Anticipa: House Prices in Madrid & Barcelona Return to their Peaks of the Real Estate Boom

11 November 2018 – El Confidencial

The (real estate) recovery is really heating up. House prices in Madrid are on the verge of returning to their peaks of 2007. What seemed impossible, is now becoming a reality. That is according to a report from Anticipa Real Estate, which forecasts two-digit increases in house prices in the Spanish capital this year and next. Specifically, it predicts that homes will become more expensive by 10.2% in 2018 and by 11.5% in 2019, rises that are twice as high as the percentages that experts consider to be sustainable.

House prices have already been growing at rates of 10% during the last two quarters, according to the Repeated Sales House Price Index, prepared in accordance with the Case & Shiller methodology from the United States applied to Spain, which analyses repeat sales of the same homes. In other words, they are rising at double-digit percentages reminiscent of those recorded at the height of the real estate boom a decade ago.

Despite that, both property developers and banks are insisting that the market is very different to the one seen more than ten years ago and they categorically rule out that we are facing a similar situation to then. On the one hand, access to financing remains very restricted for solvent clients, whilst the recovery in prices is very uneven across the country. Whilst in the cities (and in certain neighbourhoods), prices are skyrocketing, in others, prices are still decreasing.

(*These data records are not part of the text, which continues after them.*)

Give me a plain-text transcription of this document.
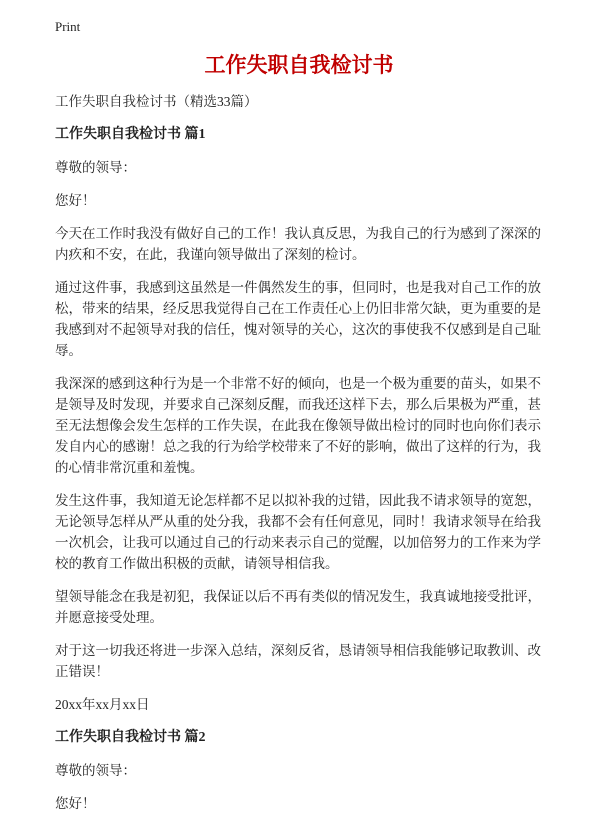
Print
工作失职自我检讨书

工作失职自我检讨书（精选33篇）

工作失职自我检讨书 篇1

尊敬的领导：

您好！

今天在工作时我没有做好自己的工作！我认真反思，为我自己的行为感到了深深的内疚和不安，在此，我谨向领导做出了深刻的检讨。

通过这件事，我感到这虽然是一件偶然发生的事，但同时，也是我对自己工作的放松，带来的结果，经反思我觉得自己在工作责任心上仍旧非常欠缺，更为重要的是我感到对不起领导对我的信任，愧对领导的关心，这次的事使我不仅感到是自己耻辱。

我深深的感到这种行为是一个非常不好的倾向，也是一个极为重要的苗头，如果不是领导及时发现，并要求自己深刻反醒，而我还这样下去，那么后果极为严重，甚至无法想像会发生怎样的工作失误，在此我在像领导做出检讨的同时也向你们表示发自内心的感谢！总之我的行为给学校带来了不好的影响，做出了这样的行为，我的心情非常沉重和羞愧。

发生这件事，我知道无论怎样都不足以拟补我的过错，因此我不请求领导的宽恕，无论领导怎样从严从重的处分我，我都不会有任何意见，同时！我请求领导在给我一次机会，让我可以通过自己的行动来表示自己的觉醒，以加倍努力的工作来为学校的教育工作做出积极的贡献，请领导相信我。

望领导能念在我是初犯，我保证以后不再有类似的情况发生，我真诚地接受批评，并愿意接受处理。

对于这一切我还将进一步深入总结，深刻反省，恳请领导相信我能够记取教训、改正错误！

20xx年xx月xx日

工作失职自我检讨书 篇2

尊敬的领导：

您好！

Although on average, by the end of 2019, house prices in Spain will be 15% below the peaks recorded in 2007, according to the report from Anticipa Real Estate, there are some hot spot areas where those prices have already been exceeded. In Cataluña, another of the hot spots in the Spanish market, increases of around 9% are expected next year and that despite the delicate political situation in Cataluña, which has had a direct negative impact on the real estate market – in Barcelona -, which, until a year ago, was performing extremely well in terms of transactions and prices.

Madrid stands out from the rest of Spain, with an evolution in terms of residential prices that has caused the first alarm bells to start sounding. In certain neighbourhoods, such as Chamartín, Chamberí and Salamanca, second-hand homes now cost the same as they did ten or twelve years ago, whilst in others such as Arganzuela, Centro, Moncloa and Tetúan, prices are close to exceeding those levels. In others, where prices are still well below their peaks of the bubble, the market is rising at rates of 20%, rapidly reducing the gap with respect to 2008.

They are peripheral areas of the city towards which price rises are moving like an oil slick. And that is because prices, both to the purchase and rental markets in the centre of the city have reached such prohibitive levels that much of the demand is moving en masse to more affordable areas, resulting in significant upward pressure on prices.

According to the latest data from Tinsa, in Vicálvaro, Ciudad Lineal and Villaverde, house prices have risen by more than 20% in the last year, compared with rises of 8.5% in Chamartín and 13% in the district of Salamanca. Meanwhile, the municipalities of Barcelona, such as L’Hospitalet de Llobregat, Castelldefels, Esplugues de Llobregat and Sabadell, are experiencing a similar phenonemon with increases of more than 15% (…).